We know this beach routine so well, we can predict who'll be first to the beach, who will be last to dinner, who will get cranky mid-week, and who'll have the most trouble leaving. There'll be new adventures too -- this year, there's competitive parking, playing Wii Fitness for hours in a monsoon, and of course, the frogs.

We've been visiting our favorite restaurants-- since we add more each year, it's starting to feel like a foodie tour of Walton County down here -- Red Bar, Bud and Alley's, Basmati's, and new this year, Fish out of Water.

Thursday, though, we'll be staying in. Thursday we do our annual New Orleans-style shrimp boil. We'll all crowd into one condo. The "kids" will sit outside, and the only (but not for long) kid of a "kid," June's son, will play with the sliding glass door between groups and fall asleep on a pallet on the floor.

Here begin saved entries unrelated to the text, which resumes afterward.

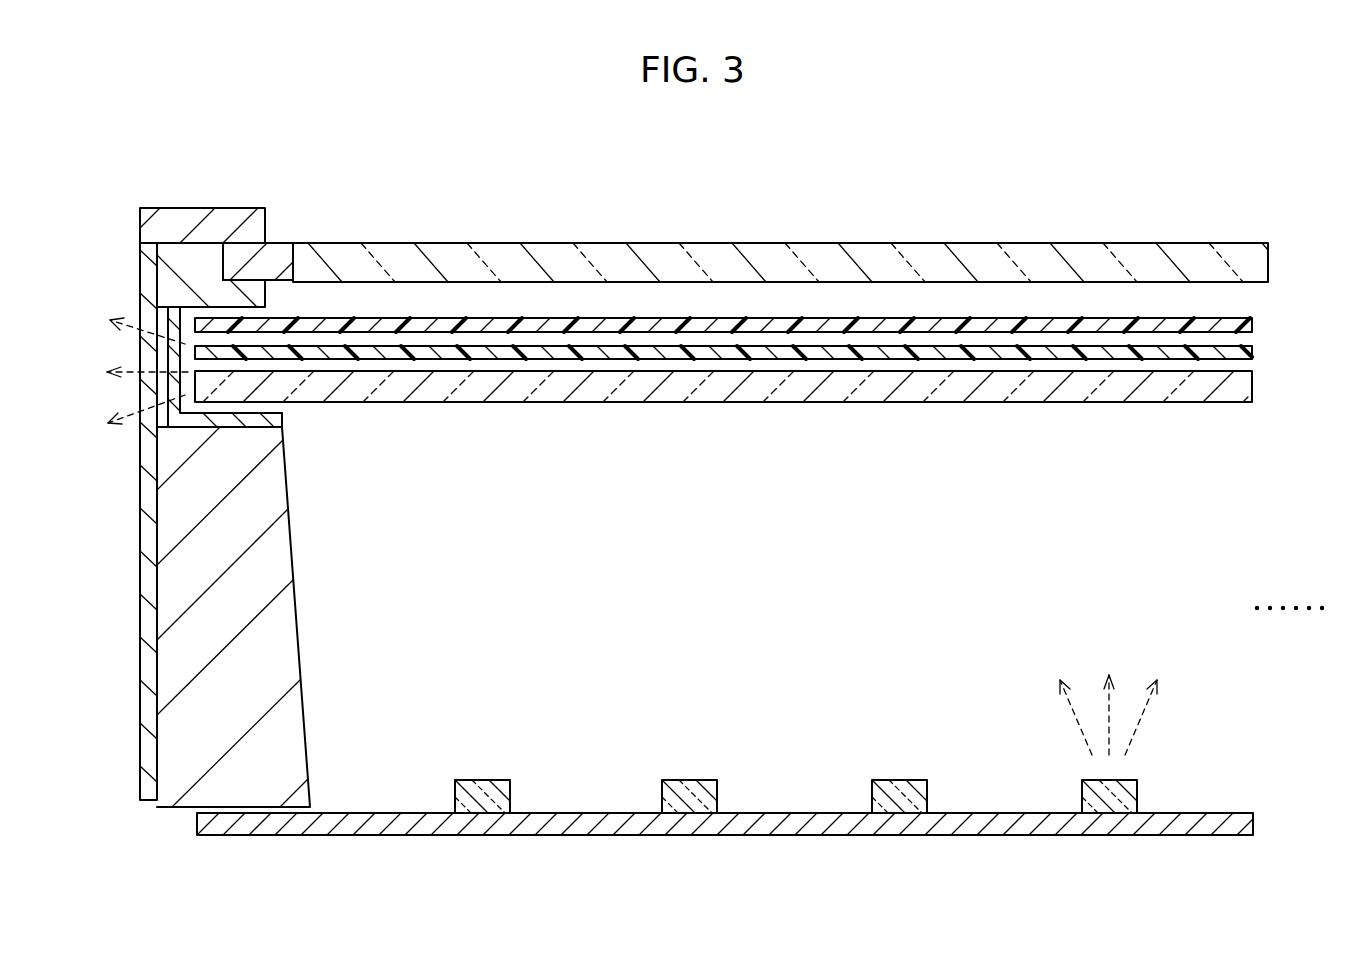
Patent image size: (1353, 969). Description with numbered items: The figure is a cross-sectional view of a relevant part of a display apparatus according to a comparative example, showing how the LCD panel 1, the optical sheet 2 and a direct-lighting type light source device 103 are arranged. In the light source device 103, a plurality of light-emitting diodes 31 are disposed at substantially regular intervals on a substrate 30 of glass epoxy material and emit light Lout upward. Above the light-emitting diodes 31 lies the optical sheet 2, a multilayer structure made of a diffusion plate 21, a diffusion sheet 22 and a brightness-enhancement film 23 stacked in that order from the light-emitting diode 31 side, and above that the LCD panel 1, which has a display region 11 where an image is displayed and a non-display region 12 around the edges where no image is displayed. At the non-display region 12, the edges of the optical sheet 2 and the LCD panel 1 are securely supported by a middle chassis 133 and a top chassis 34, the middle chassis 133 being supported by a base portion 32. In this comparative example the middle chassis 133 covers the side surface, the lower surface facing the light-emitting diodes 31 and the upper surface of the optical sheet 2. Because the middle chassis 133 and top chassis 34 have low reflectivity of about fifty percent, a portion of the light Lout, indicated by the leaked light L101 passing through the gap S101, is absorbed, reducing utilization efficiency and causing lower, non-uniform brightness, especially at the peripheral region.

The LCD panel 1 is at (745, 201).
The display region 11 is at (780, 224).
The non-display region 12 is at (283, 240).
The optical sheet 2 is at (774, 358).
The diffusion plate 21 is at (753, 387).
The diffusion sheet 22 is at (1253, 353).
The brightness-enhancement film 23 is at (1253, 325).
The substrate 30 is at (1255, 820).
The light-emitting diodes 31 is at (1155, 762).
The base portion 32 is at (287, 585).
The top chassis 34 is at (162, 218).
The light source device 103 is at (759, 763).
The middle chassis 133 is at (160, 292).
The gap S101 is at (190, 320).
The leaked light L101 is at (105, 313).
The light Lout is at (1160, 660).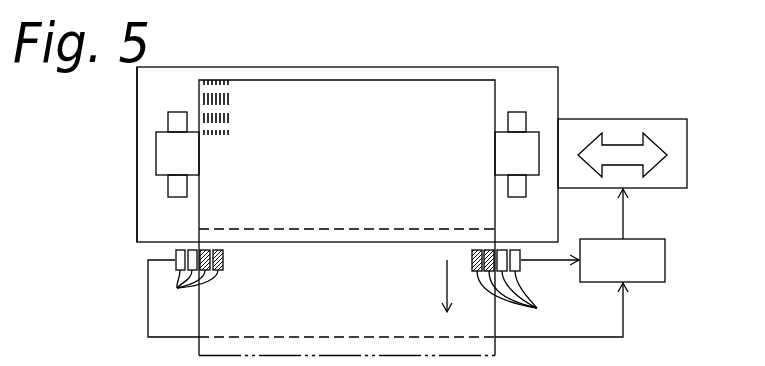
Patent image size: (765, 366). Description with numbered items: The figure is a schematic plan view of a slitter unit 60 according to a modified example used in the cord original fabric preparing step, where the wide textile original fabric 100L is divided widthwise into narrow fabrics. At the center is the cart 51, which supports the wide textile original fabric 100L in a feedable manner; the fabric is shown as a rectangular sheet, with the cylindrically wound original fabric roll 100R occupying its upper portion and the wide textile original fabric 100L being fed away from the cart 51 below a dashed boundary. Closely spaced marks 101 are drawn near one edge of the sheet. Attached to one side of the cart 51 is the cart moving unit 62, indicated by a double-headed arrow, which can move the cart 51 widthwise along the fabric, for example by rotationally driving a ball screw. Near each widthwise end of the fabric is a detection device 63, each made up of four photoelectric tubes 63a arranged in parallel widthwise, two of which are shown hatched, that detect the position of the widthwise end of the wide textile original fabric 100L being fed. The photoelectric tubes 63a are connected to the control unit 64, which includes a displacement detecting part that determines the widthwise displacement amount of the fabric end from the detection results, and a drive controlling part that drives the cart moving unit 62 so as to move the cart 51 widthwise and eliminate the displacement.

The slitter unit 60 is at (104, 166).
The cart 51 is at (137, 183).
The perforations 101 is at (231, 118).
The original fabric roll 100R is at (373, 172).
The wide textile original fabric 100L is at (377, 306).
The cart moving unit 62 is at (613, 119).
The detection device 63 is at (169, 253).
The photoelectric tubes 63a is at (357, 304).
The control unit 64 is at (635, 272).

Today, I watched him build a sandcastle on the beach, and it hit me how quickly a week goes by here. At the same time, all the years blend together, so it feels like we've picked up where we left off, been here forever. Run it all together, and our families have spent five months here -- five months of time jumps. I've watched June's son grow in spurts over the last three years. The collapsing effect makes it seems fast, but when I think about where I was three years ago, how much ground I've covered since then, it really is epic.

Florida's a hall of mirrors for me. It makes me confront all my former selves. And I do it in the presence of not one but three families. Confronting history, confronting family . . . both good (even though both sometimes feel like having your brains scooped out with a dessert spoon and served to you on a plate with Basmati's ginger ice cream).

That's not a complaint. The good part's really good, and the ginger ice cream is spectacular.

Mmm. Brains . . . brains from your past . . . from your future . . .

Yesterday I wrote 832, new, and had fun with it. None for Wednesday. Spent some quality time with my sis and what may have been our last non-rainy day at the beach.